For example neither SR or tensor calc is needed for EM,

Of course I know very well that all physics courses present EM before SR and tensors, but my point is that this usual order, that is assumed to be the "normal order", is in fact not logical for the deep mathematical structure of the theories. I see it as a bad way to do. For example, how do you make sense of the formula expressing ∇ × (∇ ×

**F**), which is actually needed to work with electromagnetism ? You may say it is just the same formula as a double cross product, indeed the notation looks the same, but just taking this appearance as if it was a proof in this context is an extreme abuse of notation, while the framework of tensors gives fully correct immediate justification (it immediately justifies the applicability of the formula of double cross product).

The Maxwell's equations are a big system of 4 equations, that is first introduced as a big pack without justification, thus that looks completely artificial and mysterious at first, and takes time to decipher to develop its consequences and its remarkable properties. It is not a simple thing.

But if tensors were introduced first, then to get electromagnetism, all we need is to take the simple system of 2 equations of electrostatics and extend it to one more dimension in the right way (upgrading the dimension of charges from 0 to 1).

In essence, he enjoyed the system because there was no system, and I doubt it would work at all if he tried to dogmatically apply the order he chose to other students.

First, I did not enjoy anything because I was in the system that repressed my thinking abilities. And I could only learn theoretical physics during my high school years by dedicating to it the little free time that it let me.

Second, what the f**k is this suspicion that I might suggest or tolerate any kind of dogmatic decision to generalize my case to all other students ? I did explicitly say in my text that I criticize the current system for its dogmatic way of assuming that any unique method, whatever it may be, should be found to uniformly apply to all.

And I think that you are the dogmatic one when you write

students may not actually know exactly which subject they want to specialize in when they're at high school, so sacrificing diversity would mean forcing them into a box they may later come to regret

by your way of implicitly assuming that it makes any sense to discuss about the needs of "students" and what could be good or bad to "them", forgetting that "they" are different from each other.
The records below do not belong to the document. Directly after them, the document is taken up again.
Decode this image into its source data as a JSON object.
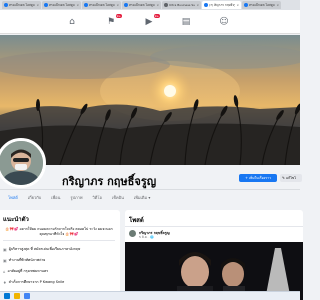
{
  "browser": {
    "tabs": [
      {
        "title": "ทรงแม็กเดล โฮสตูแท็บ",
        "active": false
      },
      {
        "title": "ทรงแม็กเดล โฮสตูแท็บ",
        "active": false
      },
      {
        "title": "ทรงแม็กเดล โฮสตูแท็บ",
        "active": false
      },
      {
        "title": "ทรงแม็กเดล โฮสตูแท็บ",
        "active": false
      },
      {
        "title": "Ultra Business Suite",
        "active": false
      },
      {
        "title": "(7) ศิญาภร กฤษธิ์จรูญ | Face",
        "active": true
      },
      {
        "title": "ทรงแม็กเดล โฮสตูแท็บ",
        "active": false
      }
    ]
  },
  "nav": {
    "icons": [
      "home-icon",
      "flag-icon",
      "video-icon",
      "marketplace-icon",
      "groups-icon"
    ],
    "badges": {
      "flag": "9+",
      "video": "9+"
    }
  },
  "profile": {
    "name": "กริญาภร กฤษธิ์จรูญ",
    "add_story_label": "+ เพิ่มในเรื่องราว",
    "edit_label": "✎ แก้ไขโ"
  },
  "profile_tabs": [
    "โพสต์",
    "เกี่ยวกับ",
    "เพื่อน",
    "รูปภาพ",
    "วิดีโอ",
    "เช็คอิน",
    "เพิ่มเติม ▾"
  ],
  "intro": {
    "title": "แนะนำตัว",
    "bio": "🎂🎀💕 อยากให้ผม ถนอมความรักจากใจจริง ตลอดไป ระวัง ผมจะบอกคุณทุกนาทีหัวใจ 🎂🎀💕",
    "rows": [
      "ผู้บริหารสูงสุด ที่ สมัครเล่นเพื่อเรียนภาษาอังกฤษ",
      "ทำงานที่ทิวทัศน์ภาพถ่าย",
      "อาศัยอยู่ที่ กรุงเทพมหานคร",
      "สำเร็จการศึกษาจาก P Kwang Snile"
    ]
  },
  "posts": {
    "title": "โพสต์",
    "author": "กริญาภร กฤษธิ์จรูญ",
    "date": "5 มิ.ย. · 🌐"
  },
  "colors": {
    "accent": "#1877f2",
    "badge": "#e41e3f"
  }
}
Of course

**some** may not know exactly which subject they want to specialize in when they're at high school, but the situation of

**these ones** should not excuse to mismanage the case of

**some others**, forcing them into an education that makes no sense for them because they may have no need of one subject but waste their time by boredom when attending another subject that they already know as they may have discovered it themselves in their previous free time.
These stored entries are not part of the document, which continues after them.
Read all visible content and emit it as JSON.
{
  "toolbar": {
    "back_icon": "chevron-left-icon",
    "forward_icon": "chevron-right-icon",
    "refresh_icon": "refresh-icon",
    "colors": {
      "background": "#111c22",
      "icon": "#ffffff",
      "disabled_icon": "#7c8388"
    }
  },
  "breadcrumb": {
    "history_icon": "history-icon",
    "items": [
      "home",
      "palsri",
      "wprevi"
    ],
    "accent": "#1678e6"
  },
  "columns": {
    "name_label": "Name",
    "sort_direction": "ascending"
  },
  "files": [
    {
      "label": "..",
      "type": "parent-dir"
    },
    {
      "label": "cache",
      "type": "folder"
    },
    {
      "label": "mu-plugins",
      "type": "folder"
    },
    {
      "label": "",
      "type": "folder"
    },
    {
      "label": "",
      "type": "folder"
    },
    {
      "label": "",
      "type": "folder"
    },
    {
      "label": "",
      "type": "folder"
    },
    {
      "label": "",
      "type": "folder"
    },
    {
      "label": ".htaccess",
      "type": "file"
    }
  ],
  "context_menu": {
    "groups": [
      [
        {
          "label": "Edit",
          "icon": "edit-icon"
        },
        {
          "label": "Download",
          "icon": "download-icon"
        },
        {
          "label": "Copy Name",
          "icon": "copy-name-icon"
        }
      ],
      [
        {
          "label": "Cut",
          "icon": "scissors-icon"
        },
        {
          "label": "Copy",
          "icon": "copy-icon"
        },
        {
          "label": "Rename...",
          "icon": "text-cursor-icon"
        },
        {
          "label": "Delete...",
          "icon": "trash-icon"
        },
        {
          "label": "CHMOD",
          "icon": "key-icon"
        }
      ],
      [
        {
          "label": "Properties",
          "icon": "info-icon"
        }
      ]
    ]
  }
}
I said that there should potentially be best courses available on each subject. Not that everybody should learn in the same way. Please don't confuse that.

I think there ultimately should be a panorama of best courses, each adapted to a different kind of reader that everybody should be free to read/watch or not (and, okay, sometimes obligations may be needed too), at different speeds that fit their own learning abilities, and with optional complements that some people will need to see, and others not. It does not change the fact that there is a concept of perfect course. A perfect course containing this perfect complement or detailed explanation to interest 10% of its readers, and that other perfect complement to interest 5% of its other readers, and so on. Is that clear ?